- the focus is on assigning blame
- doesn’t take into consider individual situations
- predetermination of the future
The focus is on assigning blame
One part of the advice was to assess what you did wrong in the relationship. In Australia “no fault” has been around since 1975 – that’s nearly 40 years ago. Yet, today some still believe that blame needs to be assigned to each partner. The objective of a relationship is for us to grow through the connection, some times we outgrow the relationship. It may be hard to believe but on a fundamental level we are here to serve ourselves and we do everything to keep ourselves safe. We stick around people when we get something from the relationship and then we leave. This might be a little hard to comprehend as it an entirely different way of looking at what relationship really mean.
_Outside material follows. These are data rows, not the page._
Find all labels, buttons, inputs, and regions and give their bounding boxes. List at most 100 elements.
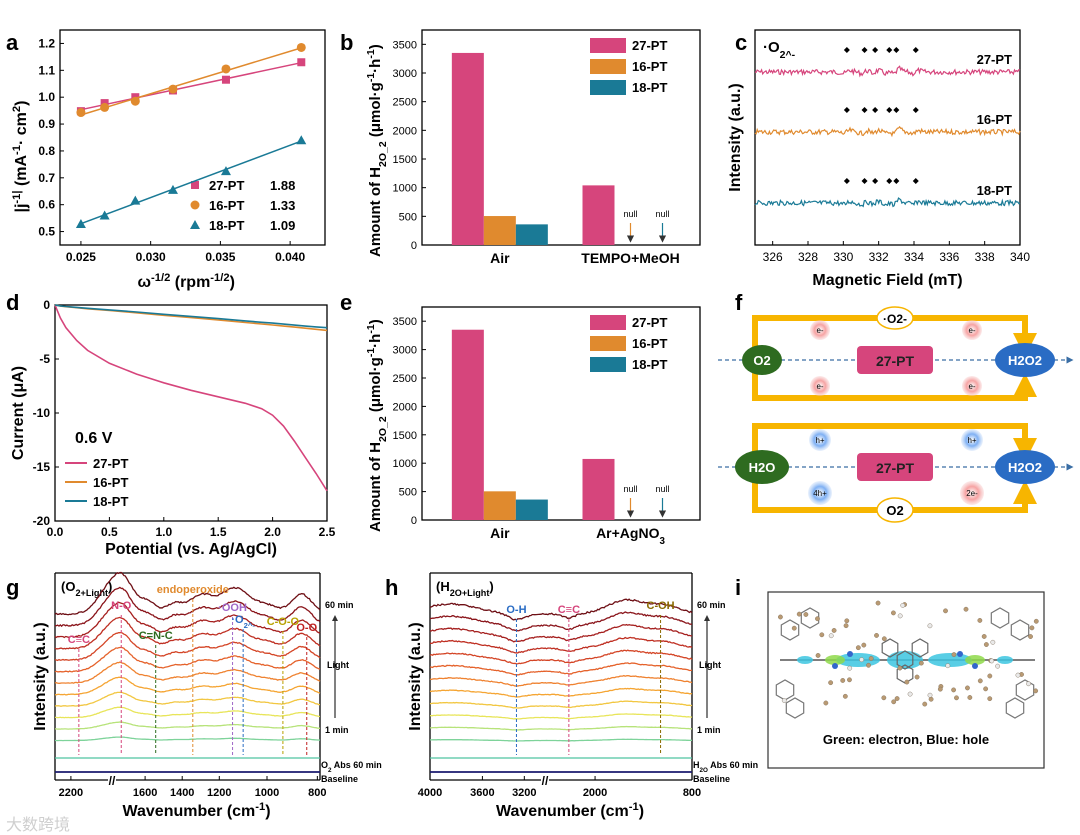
atom bbox=[987, 696, 993, 702]
axis-break: // bbox=[109, 774, 116, 788]
superoxide-node bbox=[876, 306, 914, 330]
spectrum-trace bbox=[429, 725, 692, 731]
x-tick-label: 0.035 bbox=[205, 250, 235, 264]
legend-value: 1.09 bbox=[270, 218, 295, 233]
x-tick-label: 330 bbox=[833, 250, 853, 264]
panel-label-a: a bbox=[6, 30, 19, 55]
electron-label: e- bbox=[816, 382, 823, 391]
y-tick-label: 2500 bbox=[393, 373, 417, 385]
category-label: Air bbox=[490, 250, 510, 266]
plot-frame bbox=[421, 29, 701, 246]
atom bbox=[1033, 688, 1039, 694]
atom bbox=[778, 614, 783, 620]
spectrum-trace bbox=[429, 636, 693, 654]
x-tick-label: 2000 bbox=[583, 787, 607, 799]
x-axis-title: Potential (vs. Ag/AgCl) bbox=[105, 541, 277, 558]
x-tick-label: 1400 bbox=[170, 787, 194, 799]
peak-marker bbox=[886, 178, 893, 184]
x-tick-label: 328 bbox=[798, 250, 818, 264]
peak-marker bbox=[912, 178, 919, 184]
hole-icon bbox=[961, 429, 983, 451]
x-axis-title: Wavenumber (cm-1) bbox=[123, 801, 271, 820]
spectrum-trace bbox=[55, 736, 321, 742]
orbital-lobe bbox=[797, 656, 813, 664]
spectrum-trace bbox=[54, 586, 321, 628]
trace-label: 27-PT bbox=[977, 52, 1012, 67]
aromatic-ring bbox=[896, 650, 914, 670]
atom bbox=[847, 677, 852, 683]
orbital-lobe bbox=[997, 656, 1013, 664]
atom bbox=[881, 695, 887, 701]
x-axis-title: Wavenumber (cm-1) bbox=[496, 801, 644, 820]
hole-count-label: 4h+ bbox=[813, 489, 827, 498]
data-point-16-PT bbox=[76, 108, 86, 118]
data-point-16-PT bbox=[168, 84, 178, 94]
fit-line-16-PT bbox=[80, 47, 302, 116]
spectrum-trace bbox=[429, 598, 693, 621]
x-tick-label: 332 bbox=[869, 250, 889, 264]
bar-18-PT bbox=[515, 499, 548, 520]
bar-27-PT bbox=[582, 185, 615, 245]
phenyl-ring bbox=[1015, 679, 1035, 701]
y-axis-title: |j-1| (mA-1· cm2) bbox=[11, 101, 30, 213]
y-tick-label: -20 bbox=[33, 514, 51, 528]
nitrogen-atom bbox=[832, 663, 838, 669]
spectrum-trace bbox=[429, 700, 693, 709]
trace-label: 18-PT bbox=[977, 183, 1012, 198]
legend-swatch bbox=[590, 315, 626, 330]
h2o2-label: H2O2 bbox=[1008, 460, 1042, 475]
spectrum-trace bbox=[54, 571, 321, 616]
legend-value: 1.88 bbox=[270, 178, 295, 193]
legend-label: 18-PT bbox=[209, 218, 244, 233]
panel-label-h: h bbox=[385, 575, 398, 600]
catalyst-box bbox=[857, 453, 933, 481]
band-label: C-O-O bbox=[267, 616, 300, 628]
x-tick-label: 1600 bbox=[133, 787, 157, 799]
atom bbox=[831, 628, 837, 633]
orbital-lobe bbox=[887, 651, 923, 669]
category-label: Air bbox=[490, 525, 510, 541]
y-tick-label: -10 bbox=[33, 406, 51, 420]
fit-line-18-PT bbox=[80, 140, 302, 225]
legend-label: 27-PT bbox=[93, 456, 128, 471]
atom bbox=[927, 623, 933, 629]
time-label-top: 60 min bbox=[697, 600, 726, 610]
atom bbox=[844, 618, 850, 624]
atom bbox=[977, 678, 983, 684]
atom bbox=[922, 701, 928, 707]
atom bbox=[897, 665, 903, 671]
plot-frame bbox=[59, 29, 326, 246]
x-tick-label: 0.025 bbox=[66, 250, 96, 264]
plot-frame bbox=[754, 29, 1021, 246]
atom bbox=[918, 660, 924, 666]
aromatic-ring bbox=[881, 638, 899, 658]
peak-marker bbox=[861, 178, 868, 184]
plot-frame bbox=[421, 306, 701, 521]
o2-label: O2 bbox=[753, 353, 770, 368]
peak-marker bbox=[893, 107, 900, 113]
hole-label: h+ bbox=[967, 436, 976, 445]
spectrum-trace bbox=[429, 713, 693, 720]
null-label: null bbox=[655, 209, 669, 219]
bar-16-PT bbox=[483, 216, 516, 245]
atom bbox=[866, 662, 871, 668]
atom bbox=[894, 696, 900, 701]
y-tick-label: 3000 bbox=[393, 68, 417, 80]
x-tick-label: 338 bbox=[975, 250, 995, 264]
bar-18-PT bbox=[515, 224, 548, 245]
atom bbox=[967, 695, 973, 700]
legend-label: 27-PT bbox=[632, 315, 667, 330]
atom bbox=[963, 606, 969, 612]
chart-a: 0.025 0.030 0.035 0.040 0.5 0.6 0.7 0.8 0.9 1.0 1.… bbox=[11, 29, 326, 291]
atom bbox=[995, 663, 1001, 669]
y-tick-label: 1000 bbox=[393, 183, 417, 195]
y-tick-label: 0 bbox=[411, 240, 417, 252]
atom bbox=[881, 636, 887, 642]
atom bbox=[983, 642, 989, 647]
null-label: null bbox=[623, 484, 637, 494]
peak-marker bbox=[886, 107, 893, 113]
legend-label: 16-PT bbox=[632, 336, 667, 351]
spectrum-trace bbox=[54, 631, 321, 662]
y-axis-title: Intensity (a.u.) bbox=[407, 622, 424, 730]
Instead of looking at placing blame I urge to look at the lessons, the benefits and blessings that you got from the relationship. This will move you forward far faster than assigning blame
The divorce advice doesn’t take into consider individual situations
Some advice is given by good intentions. What makes this divorce advice dangerous but is based on the advisers previous experience. Each situation is different and how each person interprets a situation differently. An hence the generic divorce advice may relate to an entirely different set of variables.
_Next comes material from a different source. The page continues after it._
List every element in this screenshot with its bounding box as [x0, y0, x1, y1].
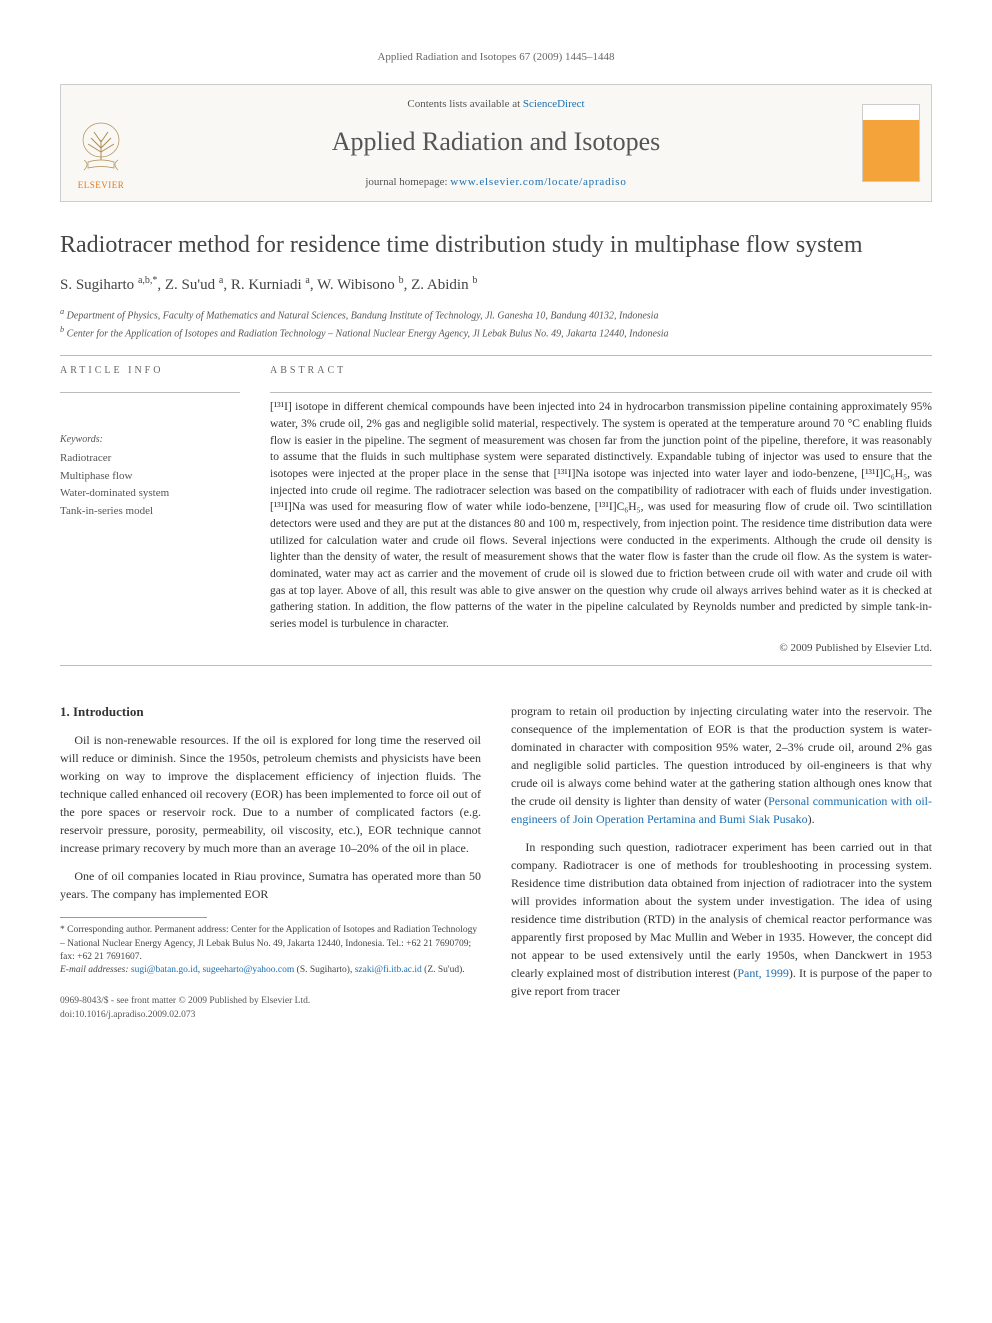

Divorce advice predetermines the future
This one is a tricky one because it is difficult to prove it one way or the other. If I say to you that something is going to take a certain amount of time, then that is unconsciously what you expect. It reminds me of the story of a mathematics student, who after falling asleep in class woke up when the bell ran, signalling the end of the class. As everyone was leaving he quickly jotted down the math problem written on the board. He struggled for days, but finally solved the problem. It took the professor and all his class mates by surprise that he was able to solve it. The professor had written it on the board as an example of a complex problem not easily solved. No one expected him to solve it.
We often get what we expect, if we expect to take a long time to work through the emotions, then that is what you will experience. I think it is a matter of each individuals choice.